Most particles form in the atmosphere as a result of reactions of chemicals such as sulfur dioxide and nitrogen oxides.
Some PM, such as dust, dirt, soot, or smoke, is large or dark enough to be seen with the naked eye.
Other PM is so small it can only be detected using an electron microscope.
PM2.5 – of diameters that are generally 2.5 micrometers and smaller – differ from PM10 – 10 micrometers and smaller.
PM1 particles (less than 1 micrometre) come from sources such as combustible fossil fuels, such as oil, diesel and gas, as well as power plants and internal combustion engines.
PM1 can negatively impact brain function, as they can access blood circulation easily after they’ve been breathed into the lungs.
Even smaller are ultrafine particles (less than 100 nanametres in diameter, also referred to as UFP or PM0.1).

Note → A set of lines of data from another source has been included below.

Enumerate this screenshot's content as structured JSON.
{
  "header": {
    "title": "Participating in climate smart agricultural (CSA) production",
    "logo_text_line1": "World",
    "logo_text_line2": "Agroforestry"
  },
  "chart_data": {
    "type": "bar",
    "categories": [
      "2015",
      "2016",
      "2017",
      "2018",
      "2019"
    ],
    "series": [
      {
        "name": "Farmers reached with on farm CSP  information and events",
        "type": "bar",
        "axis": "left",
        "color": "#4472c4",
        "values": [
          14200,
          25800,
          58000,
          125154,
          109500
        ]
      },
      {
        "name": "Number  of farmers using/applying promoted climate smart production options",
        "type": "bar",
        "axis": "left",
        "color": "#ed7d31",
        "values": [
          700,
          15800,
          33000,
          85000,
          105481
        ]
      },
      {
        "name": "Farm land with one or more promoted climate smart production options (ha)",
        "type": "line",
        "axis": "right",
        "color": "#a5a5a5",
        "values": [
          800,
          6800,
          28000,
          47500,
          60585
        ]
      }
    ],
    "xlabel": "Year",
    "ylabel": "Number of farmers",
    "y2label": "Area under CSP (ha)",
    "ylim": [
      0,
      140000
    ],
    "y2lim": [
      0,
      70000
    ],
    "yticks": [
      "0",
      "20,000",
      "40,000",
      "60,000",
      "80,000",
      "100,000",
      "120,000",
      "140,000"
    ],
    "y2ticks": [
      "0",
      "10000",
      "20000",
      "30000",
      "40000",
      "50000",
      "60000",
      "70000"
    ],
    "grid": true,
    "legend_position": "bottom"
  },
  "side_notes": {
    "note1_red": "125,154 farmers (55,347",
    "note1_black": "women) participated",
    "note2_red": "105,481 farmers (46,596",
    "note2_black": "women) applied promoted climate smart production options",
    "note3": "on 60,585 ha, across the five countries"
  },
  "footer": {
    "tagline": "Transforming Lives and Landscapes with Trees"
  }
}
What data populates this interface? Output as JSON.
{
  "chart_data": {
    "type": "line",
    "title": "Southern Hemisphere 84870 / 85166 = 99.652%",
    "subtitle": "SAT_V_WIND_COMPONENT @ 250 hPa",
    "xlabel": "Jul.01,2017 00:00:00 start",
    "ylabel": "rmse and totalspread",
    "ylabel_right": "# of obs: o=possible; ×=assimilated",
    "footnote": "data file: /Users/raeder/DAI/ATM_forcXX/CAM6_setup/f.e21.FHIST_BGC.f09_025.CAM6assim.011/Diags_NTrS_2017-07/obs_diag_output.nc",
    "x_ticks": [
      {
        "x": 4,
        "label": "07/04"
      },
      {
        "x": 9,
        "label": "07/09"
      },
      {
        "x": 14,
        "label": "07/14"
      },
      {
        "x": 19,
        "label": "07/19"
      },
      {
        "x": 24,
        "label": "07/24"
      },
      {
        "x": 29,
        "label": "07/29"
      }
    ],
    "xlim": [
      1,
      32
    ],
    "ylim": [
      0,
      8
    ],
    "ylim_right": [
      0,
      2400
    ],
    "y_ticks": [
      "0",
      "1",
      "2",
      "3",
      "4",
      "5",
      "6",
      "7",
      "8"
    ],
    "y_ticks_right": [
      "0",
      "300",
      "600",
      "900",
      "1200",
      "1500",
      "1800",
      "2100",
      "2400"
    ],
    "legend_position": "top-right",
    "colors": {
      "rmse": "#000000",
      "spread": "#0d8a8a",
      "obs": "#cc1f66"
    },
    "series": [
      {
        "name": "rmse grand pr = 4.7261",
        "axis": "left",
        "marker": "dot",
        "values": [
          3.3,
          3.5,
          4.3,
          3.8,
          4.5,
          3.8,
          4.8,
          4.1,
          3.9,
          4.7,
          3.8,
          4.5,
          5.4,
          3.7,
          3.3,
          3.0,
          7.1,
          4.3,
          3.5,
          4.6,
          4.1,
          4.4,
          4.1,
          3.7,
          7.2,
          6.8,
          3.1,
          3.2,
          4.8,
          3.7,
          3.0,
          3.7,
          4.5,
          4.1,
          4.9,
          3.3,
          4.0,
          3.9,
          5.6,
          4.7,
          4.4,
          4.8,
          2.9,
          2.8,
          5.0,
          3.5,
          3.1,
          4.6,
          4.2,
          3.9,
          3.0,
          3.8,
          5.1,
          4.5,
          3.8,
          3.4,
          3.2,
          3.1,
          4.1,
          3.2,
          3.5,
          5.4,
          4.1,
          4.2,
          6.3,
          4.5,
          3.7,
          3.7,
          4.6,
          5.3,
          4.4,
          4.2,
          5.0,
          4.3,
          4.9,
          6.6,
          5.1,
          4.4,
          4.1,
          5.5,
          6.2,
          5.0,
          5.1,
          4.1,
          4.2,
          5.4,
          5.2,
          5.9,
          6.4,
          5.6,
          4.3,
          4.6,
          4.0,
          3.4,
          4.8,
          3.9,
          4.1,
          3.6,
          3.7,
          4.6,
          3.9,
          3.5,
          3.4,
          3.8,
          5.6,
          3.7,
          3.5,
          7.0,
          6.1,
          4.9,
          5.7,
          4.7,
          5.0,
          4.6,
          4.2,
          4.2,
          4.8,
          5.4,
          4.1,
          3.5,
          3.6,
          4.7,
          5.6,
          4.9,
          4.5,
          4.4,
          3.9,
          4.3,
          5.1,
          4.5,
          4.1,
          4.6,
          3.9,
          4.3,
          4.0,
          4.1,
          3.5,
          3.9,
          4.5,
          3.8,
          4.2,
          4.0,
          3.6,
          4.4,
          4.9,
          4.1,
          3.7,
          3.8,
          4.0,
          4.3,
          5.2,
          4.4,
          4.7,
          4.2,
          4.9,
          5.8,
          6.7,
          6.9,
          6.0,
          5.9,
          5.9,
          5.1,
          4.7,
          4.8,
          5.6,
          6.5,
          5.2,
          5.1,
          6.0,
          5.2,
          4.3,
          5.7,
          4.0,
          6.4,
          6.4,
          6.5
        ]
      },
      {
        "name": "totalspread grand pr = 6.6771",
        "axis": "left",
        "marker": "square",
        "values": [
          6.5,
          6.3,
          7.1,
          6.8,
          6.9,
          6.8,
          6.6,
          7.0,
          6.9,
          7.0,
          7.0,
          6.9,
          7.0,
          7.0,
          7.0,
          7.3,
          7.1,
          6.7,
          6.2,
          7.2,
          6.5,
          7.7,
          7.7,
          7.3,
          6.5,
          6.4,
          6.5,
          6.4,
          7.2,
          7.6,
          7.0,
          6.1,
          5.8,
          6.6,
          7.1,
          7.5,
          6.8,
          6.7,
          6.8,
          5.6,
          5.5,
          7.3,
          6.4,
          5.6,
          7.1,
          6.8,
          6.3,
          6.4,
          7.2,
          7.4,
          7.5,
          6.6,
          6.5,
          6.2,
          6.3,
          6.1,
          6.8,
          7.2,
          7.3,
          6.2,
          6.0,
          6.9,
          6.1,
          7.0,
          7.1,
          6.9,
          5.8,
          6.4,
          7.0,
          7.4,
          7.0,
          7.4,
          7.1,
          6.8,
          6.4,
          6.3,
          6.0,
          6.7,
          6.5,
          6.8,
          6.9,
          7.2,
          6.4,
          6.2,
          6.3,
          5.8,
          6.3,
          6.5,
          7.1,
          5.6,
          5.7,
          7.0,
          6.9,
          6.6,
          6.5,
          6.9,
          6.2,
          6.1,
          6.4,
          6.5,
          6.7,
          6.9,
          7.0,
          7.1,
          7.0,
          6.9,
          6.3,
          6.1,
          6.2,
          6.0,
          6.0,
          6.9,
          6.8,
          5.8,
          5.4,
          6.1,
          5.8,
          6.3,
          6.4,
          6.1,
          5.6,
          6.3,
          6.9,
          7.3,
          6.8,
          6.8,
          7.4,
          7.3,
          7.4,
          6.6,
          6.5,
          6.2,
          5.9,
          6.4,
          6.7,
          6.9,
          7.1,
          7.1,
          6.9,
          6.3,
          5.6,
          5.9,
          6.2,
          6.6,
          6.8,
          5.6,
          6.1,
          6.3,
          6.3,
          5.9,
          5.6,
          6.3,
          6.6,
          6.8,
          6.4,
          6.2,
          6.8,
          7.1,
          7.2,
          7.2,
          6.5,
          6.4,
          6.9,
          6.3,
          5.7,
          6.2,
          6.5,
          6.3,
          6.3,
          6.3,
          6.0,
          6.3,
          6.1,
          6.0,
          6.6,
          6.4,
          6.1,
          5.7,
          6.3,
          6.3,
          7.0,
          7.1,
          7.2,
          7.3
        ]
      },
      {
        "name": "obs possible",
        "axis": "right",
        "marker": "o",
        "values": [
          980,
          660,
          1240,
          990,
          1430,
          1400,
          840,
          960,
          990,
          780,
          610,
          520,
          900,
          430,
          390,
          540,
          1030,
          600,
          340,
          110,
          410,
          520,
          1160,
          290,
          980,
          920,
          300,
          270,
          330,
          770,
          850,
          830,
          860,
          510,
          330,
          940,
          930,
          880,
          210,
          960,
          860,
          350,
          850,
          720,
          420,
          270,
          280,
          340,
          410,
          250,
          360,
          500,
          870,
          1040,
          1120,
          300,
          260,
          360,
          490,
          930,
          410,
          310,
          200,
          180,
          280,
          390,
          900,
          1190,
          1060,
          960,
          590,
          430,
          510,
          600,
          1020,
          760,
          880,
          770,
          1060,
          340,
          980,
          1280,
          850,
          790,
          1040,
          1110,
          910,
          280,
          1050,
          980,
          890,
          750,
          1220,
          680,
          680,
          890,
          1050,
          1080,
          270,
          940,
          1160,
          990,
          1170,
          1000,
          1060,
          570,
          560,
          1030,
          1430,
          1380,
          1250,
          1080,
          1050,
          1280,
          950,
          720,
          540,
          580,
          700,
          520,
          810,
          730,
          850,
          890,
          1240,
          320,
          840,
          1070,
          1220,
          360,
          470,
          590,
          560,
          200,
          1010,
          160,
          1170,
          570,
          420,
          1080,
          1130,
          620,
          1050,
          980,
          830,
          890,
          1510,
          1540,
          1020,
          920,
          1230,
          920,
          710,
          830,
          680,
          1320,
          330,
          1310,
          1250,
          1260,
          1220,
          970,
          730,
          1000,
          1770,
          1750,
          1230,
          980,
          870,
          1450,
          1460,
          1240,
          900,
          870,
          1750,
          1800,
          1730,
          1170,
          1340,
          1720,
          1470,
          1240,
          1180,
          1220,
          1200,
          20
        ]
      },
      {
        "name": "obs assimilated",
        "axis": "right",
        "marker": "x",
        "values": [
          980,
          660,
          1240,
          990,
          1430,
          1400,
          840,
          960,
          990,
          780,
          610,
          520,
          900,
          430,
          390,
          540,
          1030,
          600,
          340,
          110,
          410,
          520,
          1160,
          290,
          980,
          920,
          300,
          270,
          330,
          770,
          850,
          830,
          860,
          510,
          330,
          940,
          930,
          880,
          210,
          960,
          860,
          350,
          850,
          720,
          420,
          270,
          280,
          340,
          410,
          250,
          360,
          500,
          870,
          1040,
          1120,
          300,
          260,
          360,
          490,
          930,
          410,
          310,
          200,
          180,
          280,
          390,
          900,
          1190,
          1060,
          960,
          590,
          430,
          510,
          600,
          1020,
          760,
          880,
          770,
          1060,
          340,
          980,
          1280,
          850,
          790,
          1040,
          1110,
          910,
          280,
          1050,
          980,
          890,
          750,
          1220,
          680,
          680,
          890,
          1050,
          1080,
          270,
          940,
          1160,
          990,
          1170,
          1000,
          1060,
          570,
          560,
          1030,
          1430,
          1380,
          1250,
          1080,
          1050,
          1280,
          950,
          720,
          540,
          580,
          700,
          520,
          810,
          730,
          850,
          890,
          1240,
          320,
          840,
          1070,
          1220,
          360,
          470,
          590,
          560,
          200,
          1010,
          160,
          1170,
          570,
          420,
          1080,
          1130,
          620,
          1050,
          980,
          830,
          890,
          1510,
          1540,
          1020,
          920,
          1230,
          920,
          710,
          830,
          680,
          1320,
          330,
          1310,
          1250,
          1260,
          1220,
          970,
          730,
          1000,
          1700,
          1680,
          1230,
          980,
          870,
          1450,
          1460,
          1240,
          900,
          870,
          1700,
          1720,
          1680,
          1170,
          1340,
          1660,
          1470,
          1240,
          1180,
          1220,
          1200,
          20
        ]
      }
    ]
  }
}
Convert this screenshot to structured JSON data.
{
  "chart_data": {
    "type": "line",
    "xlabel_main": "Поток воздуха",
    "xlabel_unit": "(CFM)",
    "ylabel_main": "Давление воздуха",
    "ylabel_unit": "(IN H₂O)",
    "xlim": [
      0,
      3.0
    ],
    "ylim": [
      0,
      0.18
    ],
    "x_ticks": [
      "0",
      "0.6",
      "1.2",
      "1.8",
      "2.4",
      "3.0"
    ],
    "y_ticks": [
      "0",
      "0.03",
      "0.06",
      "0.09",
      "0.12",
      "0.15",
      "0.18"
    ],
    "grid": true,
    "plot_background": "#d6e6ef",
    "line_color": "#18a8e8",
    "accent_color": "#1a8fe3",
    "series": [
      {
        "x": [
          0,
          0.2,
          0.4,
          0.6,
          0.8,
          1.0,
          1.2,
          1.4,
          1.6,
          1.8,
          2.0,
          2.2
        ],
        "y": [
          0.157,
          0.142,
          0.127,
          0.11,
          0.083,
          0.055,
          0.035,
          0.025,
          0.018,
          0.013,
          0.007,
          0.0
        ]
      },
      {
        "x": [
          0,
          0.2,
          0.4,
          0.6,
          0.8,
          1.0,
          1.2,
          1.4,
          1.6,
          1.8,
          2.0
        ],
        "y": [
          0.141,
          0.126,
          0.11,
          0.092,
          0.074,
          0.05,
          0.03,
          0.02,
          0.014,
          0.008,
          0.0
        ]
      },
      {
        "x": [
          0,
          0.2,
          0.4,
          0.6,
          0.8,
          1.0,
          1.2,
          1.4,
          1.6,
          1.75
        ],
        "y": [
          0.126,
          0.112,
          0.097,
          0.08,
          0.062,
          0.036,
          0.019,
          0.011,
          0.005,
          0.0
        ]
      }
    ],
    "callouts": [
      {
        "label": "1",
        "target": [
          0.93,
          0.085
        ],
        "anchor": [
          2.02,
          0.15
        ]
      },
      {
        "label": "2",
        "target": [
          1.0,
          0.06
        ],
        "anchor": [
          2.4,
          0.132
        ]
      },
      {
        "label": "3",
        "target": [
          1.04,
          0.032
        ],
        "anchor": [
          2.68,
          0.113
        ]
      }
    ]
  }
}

These contribute negligibly to the particle mass but significantly to particle number concentrations (PNC).
UFPs are so small in their size that they can penetrate deep into the lungs and move to the other parts of the body.
It is thought UFPs may have a greater potential for adverse health impacts compared with larger particles.
UFPs are not covered by current ambient air quality regulations, according to Professor Prashant Kumar, Founding Director of the Global Centre for Clean Air Research (GCARE) at the University of Surrey.